Usou palavras de coragem, que estaria com ela como sempre estiveram, que teriam
Mariana para criar, se quisesse voltariam a viver juntas…
-Eu
só o quero a ele, avó Bá, eu só o quero a ele…
-Mas
o que te disseram?
-Que
tinha pouco tempo. Meses. A viagem a África não ajudou…
-Mas
não foi a vontade dele?
-Claro,
mas está fraco… vai passar o Natal no hospital. Só sairá se recuperar o
suficiente e quando o tempo estiver menos agressivo, mas virá por pouco tempo…
foi o que disseram.
-Aceita
a dor, Madalena, só assim a conseguirás superar.
-Eu
não queria perder mais ninguém. Primeiro a mana e agora o meu homem, o meu
irlandês teimoso de olhos azuis.
-Será
sempre teu, Madalena.
Madalena
tem lutado com a vida para conquistar-lhe confiança e sempre que parece superar
uma provação, uma onda de sofrimento, a vida derruba-a de novo, joga-a ao chão,
seu lugar primeiro e último.
O
estado de saúde de Kyle melhorou, piorou e voltou a melhorar. Sofria de cancro
no cólon. A luta era difícil e penosa e, pior de tudo, tinha um vencedor
anunciado. Saiu do hospital numa manhã chuvosa de abril. Madalena chamara um
táxi que esperou enquanto foi buscá-lo lá dentro. Levou-o para casa, tratou-o
como um príncipe, o seu príncipe. Teve de refazer o quotidiano para poder
cuidar dele. Manteve em casa a senhora que a ajudava com Mariana. Trabalhava.
Ganhava muito pouco, mas o vencimento de Kyle era generoso e ela geria-o com
rigor. Fizeram inúmeras tardes de chá, conversaram sobre livros, os amigos
vieram visitá-lo de quando em vez e pelo verão sentia-se a recuperar. Com mais
força. Numa tarde de agosto, quis fazer amor. Fizeram amor devagarinho como se
não quisessem estragar nada. No fim, ela limpou-lhe o suor da testa.

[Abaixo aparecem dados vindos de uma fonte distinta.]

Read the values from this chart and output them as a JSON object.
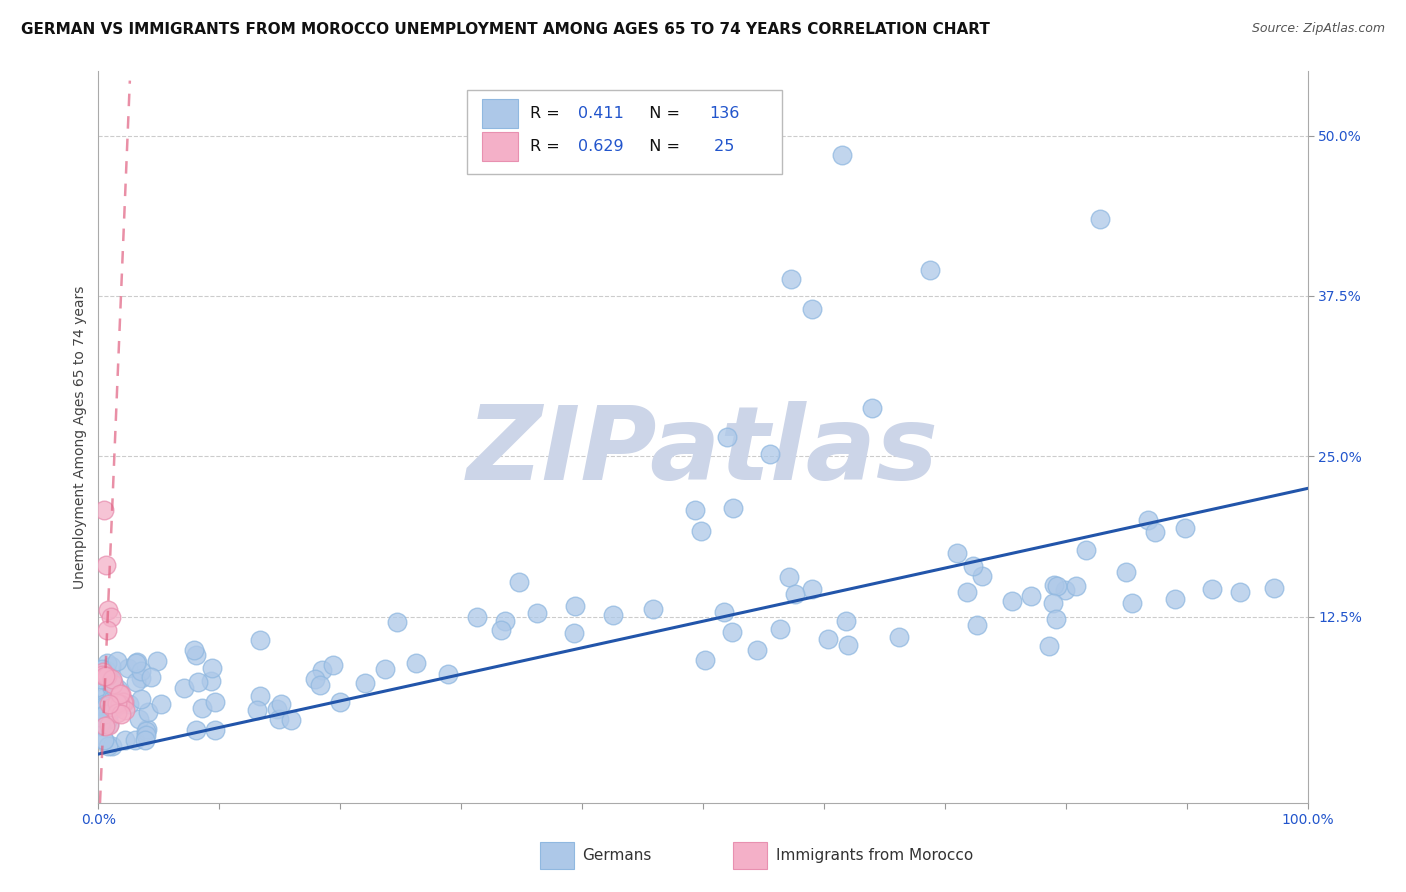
{
  "title": "GERMAN VS IMMIGRANTS FROM MOROCCO UNEMPLOYMENT AMONG AGES 65 TO 74 YEARS CORRELATION CHART",
  "source": "Source: ZipAtlas.com",
  "ylabel": "Unemployment Among Ages 65 to 74 years",
  "xlim": [
    0,
    1.0
  ],
  "ylim": [
    -0.02,
    0.55
  ],
  "german_R": 0.411,
  "german_N": 136,
  "morocco_R": 0.629,
  "morocco_N": 25,
  "german_color": "#adc8e8",
  "german_edge_color": "#90b8e0",
  "german_line_color": "#2255aa",
  "morocco_color": "#f4b0c8",
  "morocco_edge_color": "#e890b0",
  "morocco_line_color": "#e06080",
  "background_color": "#ffffff",
  "grid_color": "#cccccc",
  "watermark_text": "ZIPatlas",
  "watermark_color": "#ccd5e8",
  "title_fontsize": 11,
  "axis_label_fontsize": 10,
  "tick_fontsize": 10,
  "legend_value_color": "#2255cc",
  "tick_color": "#2255cc",
  "axis_label_color": "#444444"
}
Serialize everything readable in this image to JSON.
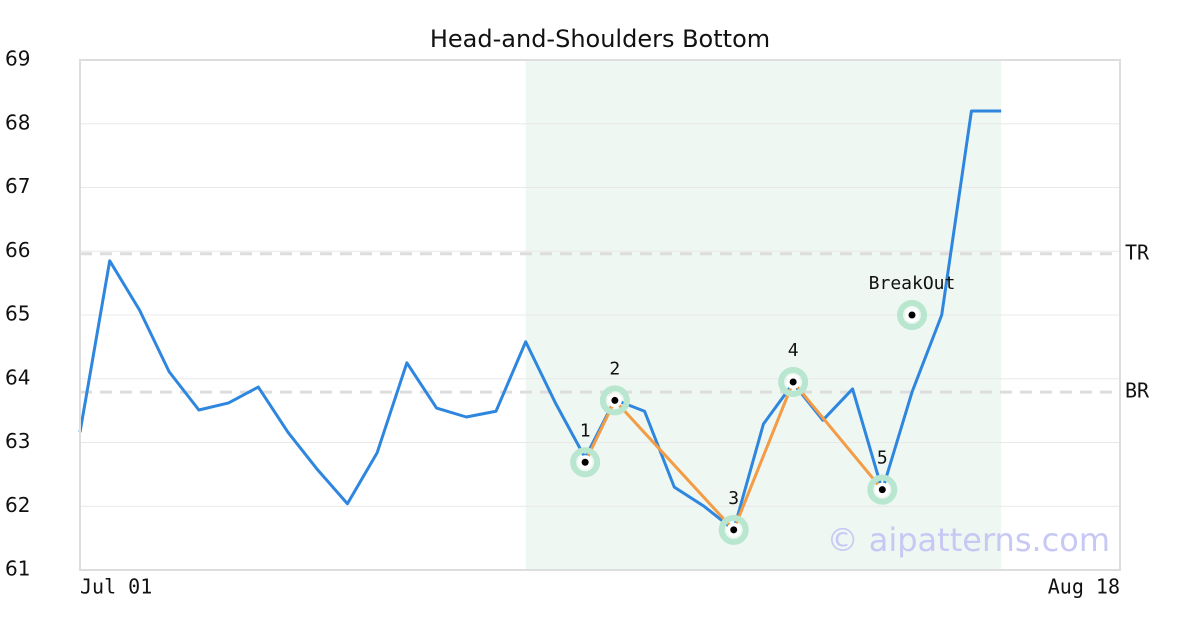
{
  "chart_data": {
    "type": "line",
    "title": "Head-and-Shoulders Bottom",
    "categories": [
      "Jul 01",
      null,
      null,
      null,
      null,
      null,
      null,
      null,
      null,
      null,
      null,
      null,
      null,
      null,
      null,
      null,
      null,
      null,
      null,
      null,
      null,
      null,
      null,
      null,
      null,
      null,
      null,
      null,
      null,
      null,
      null,
      null,
      null,
      null,
      null,
      "Aug 18"
    ],
    "series": [
      {
        "color": "#2e86de",
        "values": [
          63.16,
          65.85,
          65.08,
          64.11,
          63.51,
          63.62,
          63.87,
          63.16,
          62.57,
          62.04,
          62.84,
          64.25,
          63.54,
          63.4,
          63.49,
          64.58,
          63.62,
          62.76,
          63.67,
          63.49,
          62.3,
          62.0,
          61.63,
          63.29,
          63.93,
          63.35,
          63.84,
          62.25,
          63.79,
          65.0,
          68.2,
          68.2,
          null,
          null,
          null,
          null
        ]
      }
    ],
    "ylim": [
      61,
      69
    ],
    "yticks": [
      61,
      62,
      63,
      64,
      65,
      66,
      67,
      68,
      69
    ],
    "grid": true,
    "highlight": [
      15,
      31
    ],
    "highlight_color": "#eef7f2",
    "levels": [
      {
        "label": "TR",
        "value": 65.96
      },
      {
        "label": "BR",
        "value": 63.79
      }
    ],
    "pattern": {
      "color": "#f39c45",
      "marker_color": "#b8e6cf",
      "points": [
        {
          "label": "1",
          "index": 17,
          "y": 62.69
        },
        {
          "label": "2",
          "index": 18,
          "y": 63.66
        },
        {
          "label": "3",
          "index": 22,
          "y": 61.63
        },
        {
          "label": "4",
          "index": 24,
          "y": 63.95
        },
        {
          "label": "5",
          "index": 27,
          "y": 62.26
        }
      ],
      "breakout": {
        "label": "BreakOut",
        "index": 28,
        "y": 65.0
      }
    },
    "watermark": "© aipatterns.com"
  }
}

Adormeceram abraçados. Ela sonhou que sobrevoavam o mundo na sua cama
observando os monumentos e saudando as pessoas. Ele sonhou que jogava à bola
com uma criança que o tratava por pai. Quando acordaram, disse a Madalena:
-Sonhei
que tínhamos um filho.
-Foi
só um sonho.
Madalena
não sabia ainda, nem tão pouco Kyle, mas tinham de facti um filho. Aquele que
acabaram de fazer. São insondáveis os caminhos da mente.
Dois
meses mais tarde, Kyle voltará ao hospital e, tendo o leitor prestado atenção
ao início desta história, saberá que foi para morrer. E saberá também que
Madalena descobriu a semente do amor de ambos e correu a contar-lhe e ele já
não ouviu. Não soube Kyle que seria pai, embora tivesse pressentido que lhe tinha
feito um filho. E sonhou. Sonhou com o fruto desse amor, depois de fazer amor.
E era com isso que estava sonhando outra vez, quando adormeceu para sempre.
Jacob,
assim se chamará. Não será somente o filho de Kyle. Será a herança do seu amor.
E assim viverá. Como o fruto da paixão de Madalena.